Türk siyâset ve devlet adamı.
Mustafa Bülent Ecevit (d. 28 Mayıs 1925; İstanbul – ö. 5 Kasım 2006; Ankara)
1925’te İstanbul’da doğdu. Robert Kolejini 1944’te bitirdikten sonra, Ankara Üniversitesi Dil ve Târih-Coğrafya Fakültesinin İngiliz Edebiyâtı bölümüne girdi, ancak okulu yarıda bıraktı. Basın ve Yayın Genel Müdürlüğünde çalışmaya başladı. Daha sonra Londra Basın Ateşeliğinde görev aldı. 1950 senesinde yurda döndükten sonra Ulus ve Halkçı gazetelerinde çalıştı. Bu arada Rockfeller bursuyla Harward Üniversitesinde araştırma yapmak üzere, bir yıllığına Amerika’ya gitti. 1957 seçimlerinde CHP’den Ankara milletvekili seçildi. 1959 senesinden îtibâren CHP Parti Meclisinde görev aldı. 1960 İhtilâlinden sonra, 1961’de Kurucu Meclise girdi. Kasım 1961’den 1965 senesi başlarına kadar Çalışma Bakanı olarak görev yaptı. 1966’da CHP Genel Sekreteri oldu. 12 Mart 1971 muhtırasından sonra sekreterlikten ayrıldı. 14 Mayıs 1972’de İsmet İnönü’nün yerine CHP Genel Başkanı seçildi. 1973 seçimlerinden sonra, 26 Ocak 1973’te Başbakanlığa atandı. 17 Kasım 1974’te koalisyon bozulunca, Başbakanlıktan istifâ etti. Başbakanlığı sırasında, Kıbrıs Barış Harekâtı yapıldı. 21 Haziran 1977’de Başbakanlığa tekrar atandı ise de, güven oyu alamadı. 5 Ocak 1978’de tekrar Başbakanlığa getirilen Bülent Ecevit, bu göreve 12 Kasım 1979’a kadar devâm etti.

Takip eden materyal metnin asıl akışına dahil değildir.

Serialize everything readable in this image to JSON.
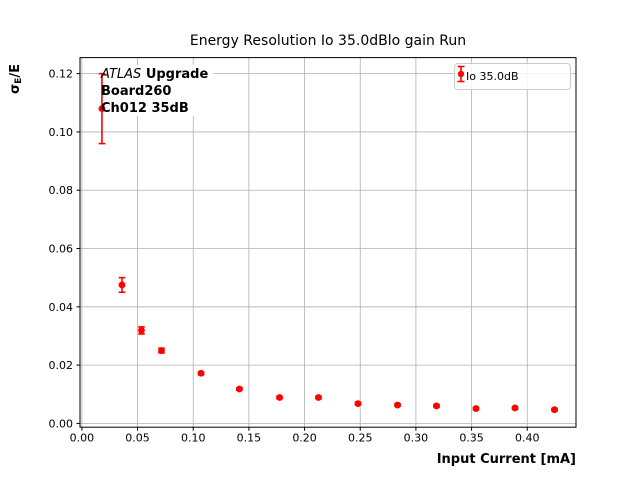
{
  "figure": {
    "annotation": {
      "line1_italic": "ATLAS",
      "line1_bold": "Upgrade",
      "line2": "Board260",
      "line3": "Ch012 35dB"
    },
    "ylabel_parts": {
      "sigma": "σ",
      "sub": "E",
      "rest": "/E"
    }
  },
  "chart_data": {
    "type": "scatter",
    "title": "Energy Resolution Io 35.0dBlo gain Run",
    "xlabel": "Input Current [mA]",
    "ylabel": "σE/E",
    "series": [
      {
        "name": "Io 35.0dB",
        "color": "#ff0000",
        "marker": "circle-with-errorbars",
        "x": [
          0.018,
          0.036,
          0.0535,
          0.0715,
          0.107,
          0.1415,
          0.1775,
          0.2125,
          0.248,
          0.2835,
          0.3185,
          0.354,
          0.389,
          0.4245
        ],
        "y": [
          0.108,
          0.0475,
          0.0319,
          0.025,
          0.0172,
          0.0118,
          0.0089,
          0.0089,
          0.0068,
          0.0063,
          0.006,
          0.0051,
          0.0053,
          0.0047
        ],
        "yerr": [
          0.012,
          0.0025,
          0.0012,
          0.0008,
          0.0005,
          0.0004,
          0.0004,
          0.0004,
          0.0004,
          0.0004,
          0.0004,
          0.0004,
          0.0004,
          0.0004
        ]
      }
    ],
    "xticks": [
      0.0,
      0.05,
      0.1,
      0.15,
      0.2,
      0.25,
      0.3,
      0.35,
      0.4
    ],
    "xtick_labels": [
      "0.00",
      "0.05",
      "0.10",
      "0.15",
      "0.20",
      "0.25",
      "0.30",
      "0.35",
      "0.40"
    ],
    "yticks": [
      0.0,
      0.02,
      0.04,
      0.06,
      0.08,
      0.1,
      0.12
    ],
    "ytick_labels": [
      "0.00",
      "0.02",
      "0.04",
      "0.06",
      "0.08",
      "0.10",
      "0.12"
    ],
    "xlim": [
      -0.0017,
      0.4438
    ],
    "ylim": [
      -0.0013,
      0.1255
    ],
    "grid": true,
    "grid_color": "#b0b0b0",
    "axis_color": "#000000",
    "legend_position": "upper right",
    "legend_label": "Io 35.0dB",
    "annotation_lines": [
      "ATLAS Upgrade",
      "Board260",
      "Ch012 35dB"
    ]
  }
}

12 Eylül 1980’de Silâhlı Kuvvetler, Türkiye Cumhûriyetini koruma ve kollama gerekçesiyle iktidâra el koydu. Bundan sonra siyâsî parti faaliyetleri yasaklandı ve CHP kapatıldı. 1982 Anayasasına göre Bülent Ecevit’in on sene müddetle siyâsetle uğraşması yasaklandı. 1987’de yasağı kalktı ve DSP’nin Genel Başkanı seçildi.
Bülent Ecevit, 20 Ekim 1991 milletvekili erken genel seçimlerine Zonguldak milletvekili adayı olarak katıldı ve seçildi. Genel Başkanı olduğu DSP, ülke genelinde kullanılan seçmen oylarının % 10.75’ini alarak TBMM’ye 7 milletvekiliyle girmeyi başardı.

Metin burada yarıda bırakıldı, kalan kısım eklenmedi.